Adjacency listvector<vector<int>> adj(n+1)Default choice, O(V+E) space
Adjacency matrixbool adj[1001][1001]Only use when V ≤ 1000
Grid graph4-direction neighbors + boundary checkMost common graph input in USACO
TreeConnected acyclic, N-1 edgesSpecial graph, supports efficient algorithms

❓ FAQ

Q1: Why use vector<vector<int>> for adjacency list instead of linked lists?

A: C++ vector uses contiguous memory, is cache-friendly, and is much faster than linked lists. In contests, list is almost never used; vector<vector<int>> is the standard approach.

Q2: Should graph vertices be 0-indexed or 1-indexed?

A: USACO problems are usually 1-indexed. Recommend declaring adjacency list with size n+1: vector<vector<int>> adj(n+1). This wastes index 0 but makes code clearer and less error-prone.

Q3: What is the only difference between directed and undirected graphs?

A: When reading edges, undirected graphs add two (u→v and v→u), directed graphs add only one (u→v). The subsequent BFS/DFS code is identical.

Q4: Does a grid graph need an explicit adjacency list?

A: No! Grid graph "neighbors" can be computed implicitly via direction arrays dr[]/dc[], no need to store an adjacency list—saves memory and is cleaner.

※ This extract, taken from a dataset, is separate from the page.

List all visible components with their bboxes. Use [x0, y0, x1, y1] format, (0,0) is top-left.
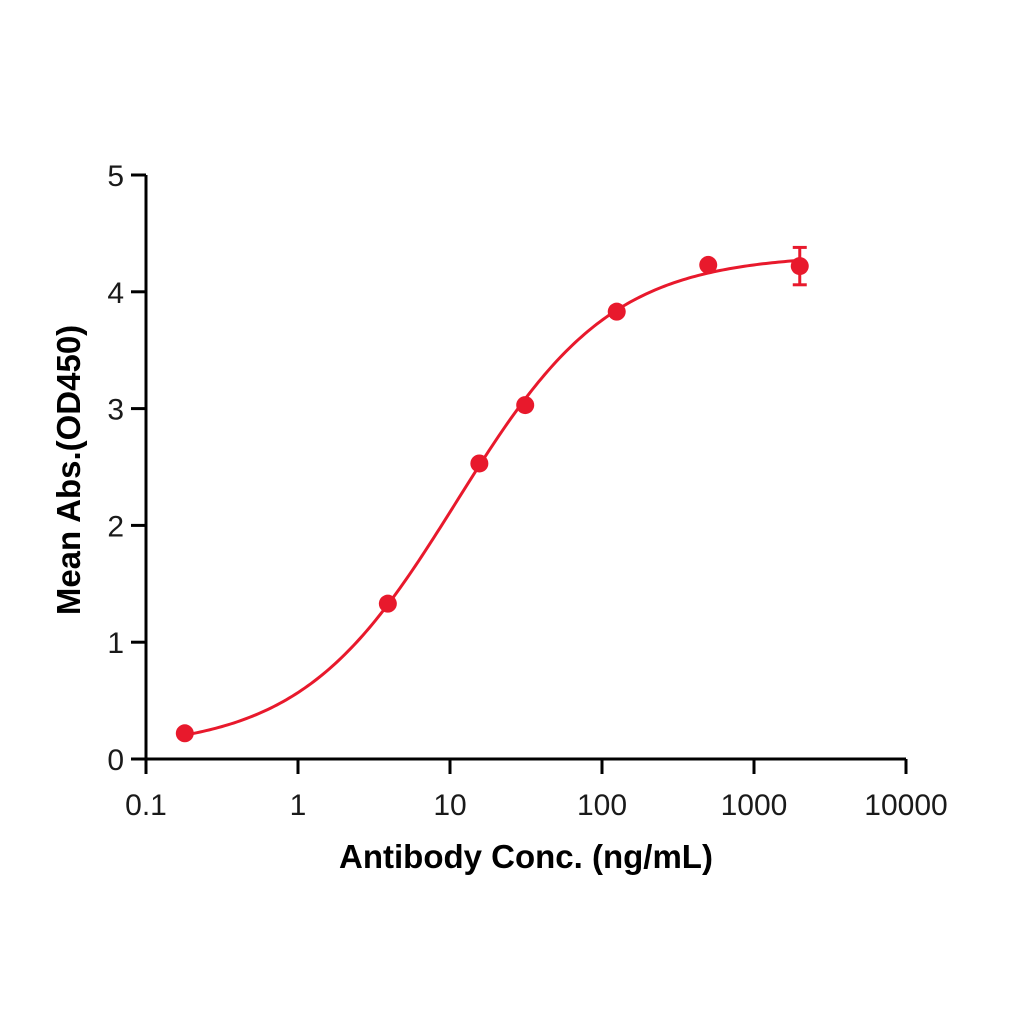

🔗 Connections to Later Chapters

  • Chapter 5.2 (BFS & DFS) runs on the adjacency list built in this chapter—this chapter is a prerequisite for Chapter 5.2
  • Chapter 5.3 (Trees & DSU) uses this chapter's tree representation and adds Union-Find
  • Graph traversal from Chapters 5.1–5.2 is the foundation for "Tree DP" and "DP on DAG" in Chapters 6.1–6.3 (DP)
  • Grid graph representation is used throughout the book—BFS shortest path, Flood Fill, grid DP, etc.

Practice Problems

Problem 5.1.1 — Degree Count Read an undirected graph with N vertices and M edges. Print the degree (number of edges) of each vertex.

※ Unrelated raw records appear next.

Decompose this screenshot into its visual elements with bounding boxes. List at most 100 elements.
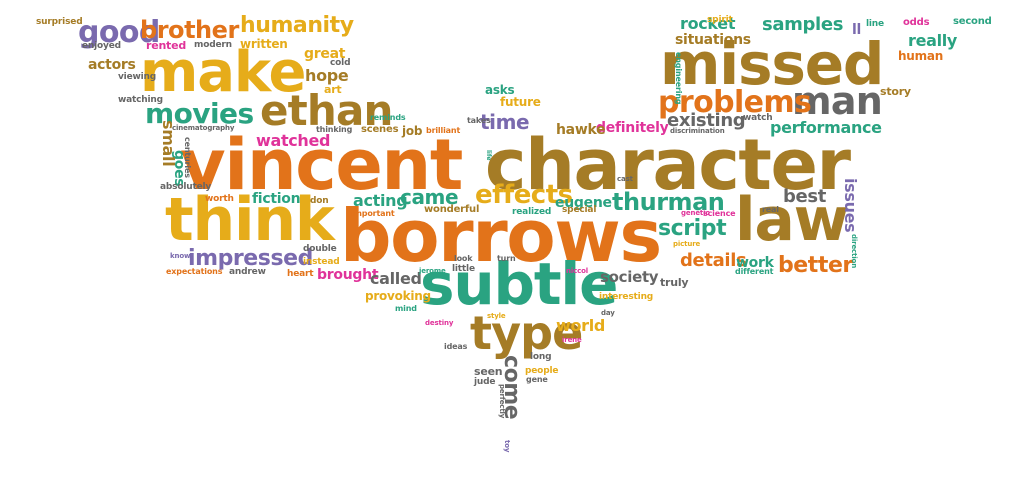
word-existing: existing [667, 110, 746, 131]
word-brilliant: brilliant [426, 126, 461, 135]
word-second: second [953, 16, 992, 27]
word-jude: jude [474, 377, 496, 387]
word-asks: asks [485, 83, 515, 97]
word-engineering: engineering [674, 52, 683, 105]
word-impressed: impressed [188, 246, 313, 271]
word-definitely: definitely [596, 120, 669, 136]
word-style: style [487, 312, 506, 320]
word-ll: ll [852, 22, 862, 38]
word-missed: missed [660, 30, 884, 98]
word-performance: performance [770, 118, 882, 137]
word-look: look [454, 254, 473, 263]
word-absolutely: absolutely [160, 182, 212, 192]
word-rented: rented [146, 39, 186, 52]
word-gene: gene [526, 375, 548, 384]
word-know: know [170, 252, 191, 260]
word-reminds: reminds [370, 113, 406, 122]
word-think: think [165, 185, 335, 255]
word-borrows: borrows [340, 194, 662, 278]
word-line: line [866, 19, 884, 29]
word-jerome: jerome [419, 267, 446, 275]
word-instead: instead [303, 257, 340, 267]
word-subtle: subtle [420, 250, 618, 318]
word-niccol: niccol [566, 267, 589, 275]
word-future: future [500, 95, 541, 109]
word-hawke: hawke [556, 122, 606, 138]
word-brought: brought [317, 267, 379, 283]
word-double: double [303, 244, 337, 254]
word-picture: picture [673, 240, 701, 248]
word-job: job [402, 124, 423, 138]
word-worth: worth [205, 194, 234, 204]
word-direction: direction [850, 234, 858, 269]
word-best: best [783, 186, 826, 207]
word-really: really [908, 31, 958, 50]
word-realized: realized [512, 207, 552, 217]
word-toy: toy [503, 440, 511, 453]
word-eugene: eugene [555, 195, 612, 211]
word-day: day [601, 309, 615, 317]
word-science: science [703, 209, 736, 218]
word-type: type [470, 306, 583, 360]
word-real: real [762, 205, 779, 214]
word-expectations: expectations [166, 267, 223, 276]
word-better: better [778, 253, 853, 278]
word-mind: mind [395, 304, 417, 313]
word-fiction: fiction [252, 191, 301, 207]
word-thinking: thinking [316, 125, 353, 134]
word-watch: watch [743, 113, 773, 123]
word-turn: turn [497, 254, 516, 263]
word-watching: watching [118, 95, 163, 105]
word-scenes: scenes [361, 124, 399, 135]
word-people: people [525, 366, 559, 376]
word-vincent: vincent [180, 124, 463, 206]
word-life: life [485, 150, 492, 161]
word-society: society [600, 268, 659, 286]
word-different: different [735, 267, 774, 276]
word-called: called [370, 269, 422, 288]
word-story: story [880, 85, 911, 98]
word-long: long [530, 352, 552, 362]
word-interesting: interesting [599, 292, 654, 302]
word-thurman: thurman [612, 188, 725, 216]
word-situations: situations [675, 32, 751, 48]
word-cinematography: cinematography [172, 124, 235, 132]
word-acting: acting [353, 191, 408, 210]
word-work: work [736, 255, 774, 271]
word-ethan: ethan [260, 86, 393, 135]
word-human: human [898, 49, 944, 63]
word-provoking: provoking [365, 289, 431, 303]
word-issues: issues [841, 178, 860, 233]
word-came: came [400, 185, 459, 209]
word-humanity: humanity [240, 13, 354, 38]
word-written: written [240, 37, 288, 51]
word-problems: problems [658, 85, 812, 120]
word-samples: samples [762, 14, 844, 35]
word-watched: watched [256, 131, 331, 150]
word-destiny: destiny [425, 319, 454, 327]
word-world: world [556, 316, 606, 335]
word-cast: cast [617, 175, 633, 183]
word-time: time [480, 110, 530, 134]
word-character: character [485, 124, 851, 206]
word-ideas: ideas [444, 342, 468, 351]
word-man: man [792, 79, 883, 123]
word-surprised: surprised [36, 17, 83, 27]
word-little: little [452, 264, 475, 274]
word-actors: actors [88, 57, 136, 73]
word-cold: cold [330, 58, 351, 68]
word-odds: odds [903, 17, 930, 28]
word-enjoyed: enjoyed [82, 41, 121, 51]
word-irene: irene [562, 336, 582, 344]
word-important: important [351, 209, 395, 218]
word-truly: truly [660, 276, 689, 289]
word-special: special [562, 205, 597, 215]
word-andrew: andrew [229, 267, 266, 277]
word-make: make [140, 40, 307, 105]
word-hope: hope [305, 66, 349, 85]
word-law: law [735, 185, 849, 255]
word-art: art [324, 83, 342, 96]
word-brother: brother [140, 16, 239, 44]
word-rocket: rocket [680, 14, 736, 33]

Problem 5.1.2 — Is It a Tree? Read a connected graph. Determine if it's a tree (exactly N-1 edges and no cycles).

Problem 5.1.3 — Reachability Read a directed graph and two vertices S and T. Print "YES" if T is reachable from S following directed edges, "NO" otherwise. (You'll need DFS from Chapter 5.2 to fully solve this, but you can set it up now)

Problem 5.1.4 — Leaf Count Read a rooted tree. Count how many nodes are leaves (have no children).

Problem 5.1.5 — Grid to Graph Read an N×M grid. Cells with '.' are passable; '#' are walls. Print the number of edges in the implicit graph (connect adjacent '.' cells).


Visual: Graph Adjacency List

Graph Adjacency List

The left side shows a 5-node weighted graph visually. The right side shows the corresponding adjacency list in C++: vector<pair<int,int>> adj[] where each entry is a {neighbor, weight} pair. This is the standard representation for most USACO graph problems.